Whenever one reads the anti-Israel messages emanating from many of the Protestant Churches today, one gets the distinct impression that we, as Jews, have been down this road before many times. Naturally, the Protestant churches love to distinguish between  Zionism and Judaism; however, in the years leading up to the Holocaust and the subsequent years that followed the Holocaust, leading Christian theologians made a distinction between the “symbolic” Jew and the “real Jews.” These thinkers had no trouble with the notion of a Jew as an abstraction, but dealing with “real” Jews proved to be irritable and unpleasant.

When we think about some of the great people who defied Nazism during the Holocaust era, the names Dietrich Bonhoeffer, Martin Niemöller and Karl Barth are synonymous with courage. Most Jews consider these men to be among the other great righteous Gentiles who stood up for human dignity.

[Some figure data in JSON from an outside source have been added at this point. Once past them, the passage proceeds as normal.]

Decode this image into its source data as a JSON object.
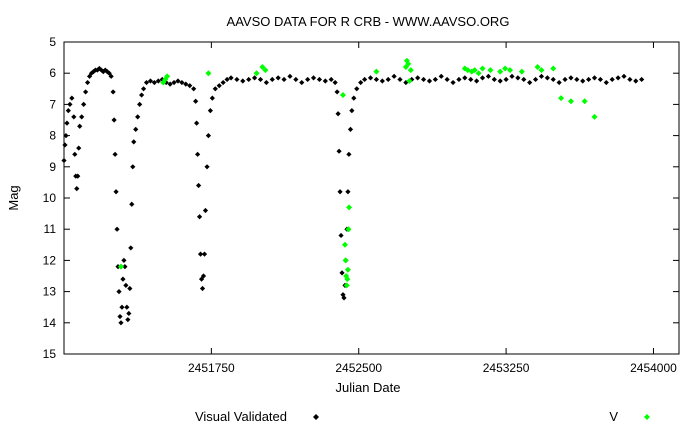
{
  "chart_data": {
    "type": "scatter",
    "title": "AAVSO DATA FOR R CRB - WWW.AAVSO.ORG",
    "xlabel": "Julian Date",
    "ylabel": "Mag",
    "xlim": [
      2451000,
      2454130
    ],
    "ylim": [
      5,
      15
    ],
    "y_inverted": true,
    "grid": false,
    "legend_position": "bottom",
    "x_ticks": [
      {
        "value": 2451750,
        "label": "2451750"
      },
      {
        "value": 2452500,
        "label": "2452500"
      },
      {
        "value": 2453250,
        "label": "2453250"
      },
      {
        "value": 2454000,
        "label": "2454000"
      }
    ],
    "y_ticks": [
      {
        "value": 5,
        "label": "5"
      },
      {
        "value": 6,
        "label": "6"
      },
      {
        "value": 7,
        "label": "7"
      },
      {
        "value": 8,
        "label": "8"
      },
      {
        "value": 9,
        "label": "9"
      },
      {
        "value": 10,
        "label": "10"
      },
      {
        "value": 11,
        "label": "11"
      },
      {
        "value": 12,
        "label": "12"
      },
      {
        "value": 13,
        "label": "13"
      },
      {
        "value": 14,
        "label": "14"
      },
      {
        "value": 15,
        "label": "15"
      }
    ],
    "series": [
      {
        "name": "Visual Validated",
        "color": "#000000",
        "marker": "diamond",
        "points": [
          [
            2451000,
            8.8
          ],
          [
            2451005,
            8.3
          ],
          [
            2451010,
            8.0
          ],
          [
            2451015,
            7.6
          ],
          [
            2451022,
            7.2
          ],
          [
            2451030,
            7.0
          ],
          [
            2451040,
            6.8
          ],
          [
            2451050,
            7.4
          ],
          [
            2451055,
            8.6
          ],
          [
            2451060,
            9.3
          ],
          [
            2451065,
            9.7
          ],
          [
            2451070,
            9.3
          ],
          [
            2451075,
            8.4
          ],
          [
            2451080,
            7.7
          ],
          [
            2451090,
            7.4
          ],
          [
            2451100,
            7.0
          ],
          [
            2451110,
            6.6
          ],
          [
            2451120,
            6.3
          ],
          [
            2451130,
            6.1
          ],
          [
            2451140,
            6.0
          ],
          [
            2451150,
            5.95
          ],
          [
            2451160,
            5.9
          ],
          [
            2451170,
            5.9
          ],
          [
            2451180,
            5.85
          ],
          [
            2451190,
            5.9
          ],
          [
            2451200,
            5.95
          ],
          [
            2451210,
            5.9
          ],
          [
            2451220,
            5.95
          ],
          [
            2451230,
            6.0
          ],
          [
            2451240,
            6.1
          ],
          [
            2451250,
            6.6
          ],
          [
            2451255,
            7.5
          ],
          [
            2451260,
            8.6
          ],
          [
            2451265,
            9.8
          ],
          [
            2451270,
            11.0
          ],
          [
            2451275,
            12.2
          ],
          [
            2451280,
            13.0
          ],
          [
            2451285,
            13.8
          ],
          [
            2451290,
            14.0
          ],
          [
            2451295,
            13.5
          ],
          [
            2451300,
            12.6
          ],
          [
            2451305,
            12.0
          ],
          [
            2451310,
            12.2
          ],
          [
            2451315,
            12.8
          ],
          [
            2451320,
            13.5
          ],
          [
            2451325,
            13.9
          ],
          [
            2451330,
            13.7
          ],
          [
            2451335,
            12.9
          ],
          [
            2451340,
            11.6
          ],
          [
            2451345,
            10.2
          ],
          [
            2451350,
            9.0
          ],
          [
            2451355,
            8.2
          ],
          [
            2451365,
            7.8
          ],
          [
            2451375,
            7.4
          ],
          [
            2451385,
            7.0
          ],
          [
            2451395,
            6.7
          ],
          [
            2451405,
            6.5
          ],
          [
            2451420,
            6.3
          ],
          [
            2451440,
            6.25
          ],
          [
            2451460,
            6.3
          ],
          [
            2451480,
            6.25
          ],
          [
            2451500,
            6.2
          ],
          [
            2451520,
            6.3
          ],
          [
            2451540,
            6.35
          ],
          [
            2451560,
            6.3
          ],
          [
            2451580,
            6.25
          ],
          [
            2451600,
            6.3
          ],
          [
            2451620,
            6.35
          ],
          [
            2451640,
            6.4
          ],
          [
            2451660,
            6.5
          ],
          [
            2451670,
            6.9
          ],
          [
            2451675,
            7.6
          ],
          [
            2451680,
            8.6
          ],
          [
            2451685,
            9.6
          ],
          [
            2451690,
            10.6
          ],
          [
            2451695,
            11.8
          ],
          [
            2451700,
            12.6
          ],
          [
            2451705,
            12.9
          ],
          [
            2451710,
            12.5
          ],
          [
            2451715,
            11.8
          ],
          [
            2451720,
            10.4
          ],
          [
            2451728,
            9.0
          ],
          [
            2451735,
            8.0
          ],
          [
            2451745,
            7.2
          ],
          [
            2451755,
            6.8
          ],
          [
            2451770,
            6.5
          ],
          [
            2451790,
            6.4
          ],
          [
            2451810,
            6.3
          ],
          [
            2451830,
            6.2
          ],
          [
            2451850,
            6.15
          ],
          [
            2451880,
            6.2
          ],
          [
            2451910,
            6.25
          ],
          [
            2451940,
            6.2
          ],
          [
            2451970,
            6.15
          ],
          [
            2452000,
            6.2
          ],
          [
            2452030,
            6.3
          ],
          [
            2452060,
            6.2
          ],
          [
            2452090,
            6.15
          ],
          [
            2452120,
            6.2
          ],
          [
            2452150,
            6.1
          ],
          [
            2452180,
            6.2
          ],
          [
            2452210,
            6.3
          ],
          [
            2452240,
            6.2
          ],
          [
            2452270,
            6.15
          ],
          [
            2452300,
            6.2
          ],
          [
            2452330,
            6.25
          ],
          [
            2452360,
            6.2
          ],
          [
            2452380,
            6.3
          ],
          [
            2452390,
            6.6
          ],
          [
            2452395,
            7.3
          ],
          [
            2452400,
            8.5
          ],
          [
            2452405,
            9.8
          ],
          [
            2452410,
            11.2
          ],
          [
            2452415,
            12.4
          ],
          [
            2452420,
            13.1
          ],
          [
            2452425,
            13.2
          ],
          [
            2452430,
            12.8
          ],
          [
            2452435,
            12.0
          ],
          [
            2452440,
            11.0
          ],
          [
            2452445,
            9.8
          ],
          [
            2452450,
            8.6
          ],
          [
            2452458,
            7.8
          ],
          [
            2452465,
            7.2
          ],
          [
            2452475,
            6.8
          ],
          [
            2452490,
            6.5
          ],
          [
            2452510,
            6.3
          ],
          [
            2452530,
            6.2
          ],
          [
            2452560,
            6.15
          ],
          [
            2452590,
            6.2
          ],
          [
            2452620,
            6.25
          ],
          [
            2452650,
            6.2
          ],
          [
            2452680,
            6.1
          ],
          [
            2452710,
            6.2
          ],
          [
            2452740,
            6.3
          ],
          [
            2452770,
            6.2
          ],
          [
            2452800,
            6.15
          ],
          [
            2452830,
            6.2
          ],
          [
            2452860,
            6.25
          ],
          [
            2452890,
            6.2
          ],
          [
            2452920,
            6.1
          ],
          [
            2452950,
            6.2
          ],
          [
            2452980,
            6.3
          ],
          [
            2453010,
            6.2
          ],
          [
            2453040,
            6.15
          ],
          [
            2453070,
            6.2
          ],
          [
            2453100,
            6.25
          ],
          [
            2453130,
            6.15
          ],
          [
            2453160,
            6.1
          ],
          [
            2453190,
            6.2
          ],
          [
            2453220,
            6.25
          ],
          [
            2453250,
            6.2
          ],
          [
            2453280,
            6.1
          ],
          [
            2453310,
            6.15
          ],
          [
            2453340,
            6.2
          ],
          [
            2453370,
            6.3
          ],
          [
            2453400,
            6.2
          ],
          [
            2453430,
            6.1
          ],
          [
            2453460,
            6.15
          ],
          [
            2453490,
            6.2
          ],
          [
            2453520,
            6.3
          ],
          [
            2453550,
            6.2
          ],
          [
            2453580,
            6.15
          ],
          [
            2453610,
            6.2
          ],
          [
            2453640,
            6.25
          ],
          [
            2453670,
            6.2
          ],
          [
            2453700,
            6.15
          ],
          [
            2453730,
            6.2
          ],
          [
            2453760,
            6.3
          ],
          [
            2453790,
            6.2
          ],
          [
            2453820,
            6.15
          ],
          [
            2453850,
            6.1
          ],
          [
            2453880,
            6.2
          ],
          [
            2453910,
            6.25
          ],
          [
            2453940,
            6.2
          ]
        ]
      },
      {
        "name": "V",
        "color": "#00ff00",
        "marker": "diamond",
        "points": [
          [
            2451290,
            12.2
          ],
          [
            2451505,
            6.3
          ],
          [
            2451515,
            6.2
          ],
          [
            2451525,
            6.1
          ],
          [
            2451735,
            6.0
          ],
          [
            2451980,
            6.0
          ],
          [
            2452010,
            5.8
          ],
          [
            2452025,
            5.9
          ],
          [
            2452420,
            6.7
          ],
          [
            2452430,
            11.5
          ],
          [
            2452433,
            12.0
          ],
          [
            2452436,
            12.5
          ],
          [
            2452439,
            12.8
          ],
          [
            2452442,
            12.6
          ],
          [
            2452445,
            12.3
          ],
          [
            2452448,
            11.0
          ],
          [
            2452451,
            10.3
          ],
          [
            2452590,
            5.95
          ],
          [
            2452740,
            5.8
          ],
          [
            2452745,
            5.6
          ],
          [
            2452752,
            5.7
          ],
          [
            2452758,
            6.25
          ],
          [
            2452765,
            5.9
          ],
          [
            2453040,
            5.85
          ],
          [
            2453055,
            5.9
          ],
          [
            2453075,
            5.95
          ],
          [
            2453090,
            5.9
          ],
          [
            2453110,
            6.0
          ],
          [
            2453130,
            5.85
          ],
          [
            2453170,
            5.9
          ],
          [
            2453220,
            5.95
          ],
          [
            2453245,
            5.85
          ],
          [
            2453270,
            5.9
          ],
          [
            2453330,
            5.95
          ],
          [
            2453410,
            5.8
          ],
          [
            2453430,
            5.9
          ],
          [
            2453490,
            5.85
          ],
          [
            2453530,
            6.8
          ],
          [
            2453580,
            6.9
          ],
          [
            2453650,
            6.9
          ],
          [
            2453700,
            7.4
          ]
        ]
      }
    ]
  }
}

Yet, we would be deluding ourselves if we think that each of these men “liked” or “respected” the Jewish people.

True, Dietrich Bonhoeffer became famous for saying on the night of Kristallnacht, “If the synagogues are set on fire today, it will be the churches that will be burned tomorrow.” Yet, who could imagine that the same man would say to one of his colleagues, that “the Nazis were merely giving what was owed to the Jews.” After all, “they nailed the Redeemer of the world to the cross,” they had been forced to bear an eternal curse through a long history of suffering, one that would end only “in the conversion of Israel to Christ.”[1][1]

Here is one more example of Bonhoeffer’s animus against the Jews:

  • The Church of Christ has never lost sight of the thought that the “chosen people” who nailed the redeemer of the world to the cross must bear the curse for its action through a long history of suffering…. But the history of the suffering of this people, loved and punished by God, stands under the sign of the final homecoming of Israel [the Jews] to its God. And this homecoming happens in the conversion of Israel to Christ…. The conversion of Israel, that is to be the end of the people’s period of suffering. From here the Christian Church sees the history of the people of Israel with trembling as God’s own, free, fearful way with his people, because God is not yet finished with it. Each new attempt to solve “the Jewish question” comes to naught . . .[2][2]

Shades of Dr. Jekyll and Mr. Hyde!

Before I came across this passage, I never realized that Bonhoeffer suffered from religious schizophrenia when it came to the Jews. Bonhoeffer did not regard the Jew as a brother in faith, worthy of ecumenical respect.  He felt no sympathy for the victims of the racial anti-Jewish laws passed by the Nazis throughout the lands they conquered, after all, the German government was just carrying out classical Christian doctrines that were in place since the days of the 3rd century, where the Early Church Fathers promoted nothing but hostility toward the Jew. Short of actually killing the Jew, everything was considered permitted—even hard labor. After all, the Jews must suffer for their crimes against the Savior!

Many years ago, my synagogue sponsored a short film on the life of Bonhoeffer and the producer of the film was there as part of the panel. I was curious why Bonhoeffer was never included among the righteous Gentiles in the Yad Vashem in Jerusalem, but given his smug theological attitude concerning the Jews—it is not hard to figure out why.

(Part 2 to follow)

[1][1] Anders Gerdmar Roots of Theological Anti-Semitism: German Biblical Interpretation and the Jews, from Herder and Semler to Kittel. (Boston: Brill, 2008), p. 396.

 

[2][2] Matthew D. Hockenos, A Church Divided: German Protestants Confront the Nazi Past (Indianapolis: Indiana University Press, 2004), 21.